The key to not being selected for a jury? Actually want to be selected as a juror.
This morning I headed to court, not as a lawyer but as a prospective juror. I was looking somewhat forward to the prospect of being on a jury. I want to know what happens in the jury room during deliberations when people stop being polite and start getting real. I checked in, found a seat and watched the goofy video about the trial process. Okay, I didn't really watch it; I read my book instead. As luck would have it, my panel was sent up to a courtroom as soon as the video was over. My luck persisted in that the case was a civil one and did not involve any lawyers or court staff that I already know. My local courthouse is not in the same town where I make most of my own court appearances, but I still know a few people at the local outpost.

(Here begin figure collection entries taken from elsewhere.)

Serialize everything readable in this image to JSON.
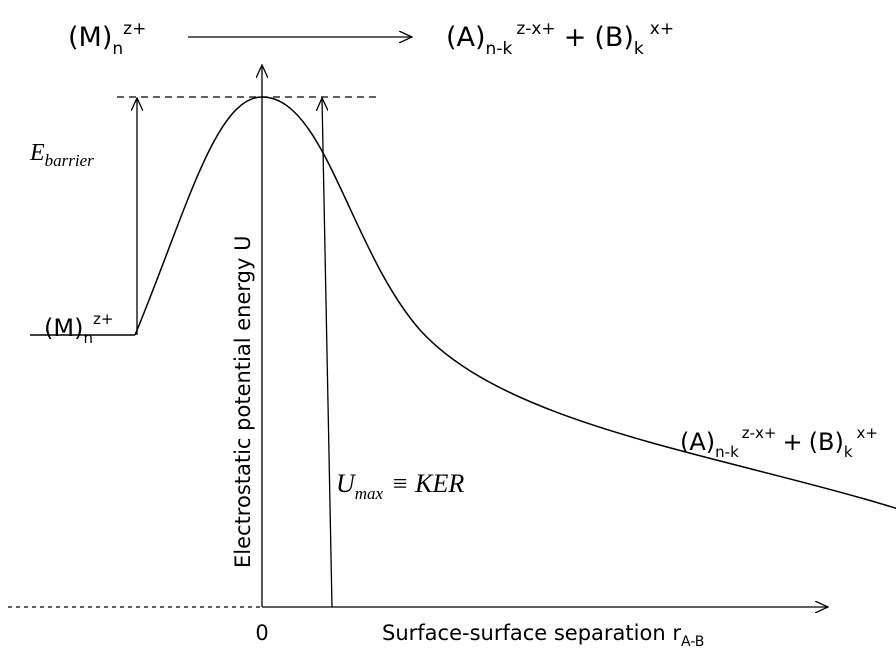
{
  "top_equation": {
    "reactant": {
      "main": "(M)",
      "subscript": "n",
      "superscript": "z+"
    },
    "products": [
      {
        "main": "(A)",
        "subscript": "n-k",
        "superscript": "z-x+"
      },
      {
        "main": "(B)",
        "subscript": "k",
        "superscript": "x+"
      }
    ],
    "operator": "+"
  },
  "barrier_label": {
    "main": "E",
    "subscript": "barrier"
  },
  "initial_state": {
    "main": "(M)",
    "subscript": "n",
    "superscript": "z+"
  },
  "final_state": {
    "products": [
      {
        "main": "(A)",
        "subscript": "n-k",
        "superscript": "z-x+"
      },
      {
        "main": "(B)",
        "subscript": "k",
        "superscript": "x+"
      }
    ],
    "operator": "+"
  },
  "kinetic_label": {
    "main": "U",
    "subscript": "max",
    "relation": "≡ KER"
  },
  "y_axis_label": "Electrostatic potential energy U",
  "origin_label": "0",
  "x_axis_label": {
    "main": "Surface-surface separation r",
    "subscript": "A-B"
  }
}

As the judge gave us a brief overview of the claims being made and some of the areas of inquiry, I couldn't help but think I'd be a perfect juror for this case (assuming the lawyers could get past having another lawyer as a juror). Some exposure to injury claims arising out of accidents? Check. Ability to listen to expert witnesses? Check. Familiarity with economics and financial projections? Check and check. Willingness and ability to serve on a jury for three weeks without causing personal hardship? Check. This case was so meant to be mine for consideration.
Except that I didn't get randomly called into the box or as part of the six-pack. Instead I was sentenced to sit in the audience and listen to almost two dozen people drone on about their lives. Apart from the one freakshow who started spouting off on the evils of psychiatric medications a'la Tom Cruise, it was very dull. Painfully boring. A g o n i z i n g l y s l o w. It began to dawn on me that the suckiest part about being a potential juror is waiting in the audience and then not being selected. After four hours of this torture, not only was I finally set free but I also earned my freedom from jury duty for one year. It's a double-edged sword for me. On the one hand at least I don't have to endure another day of this for a while. But on the other hand, I still want to know what really goes down during deliberations.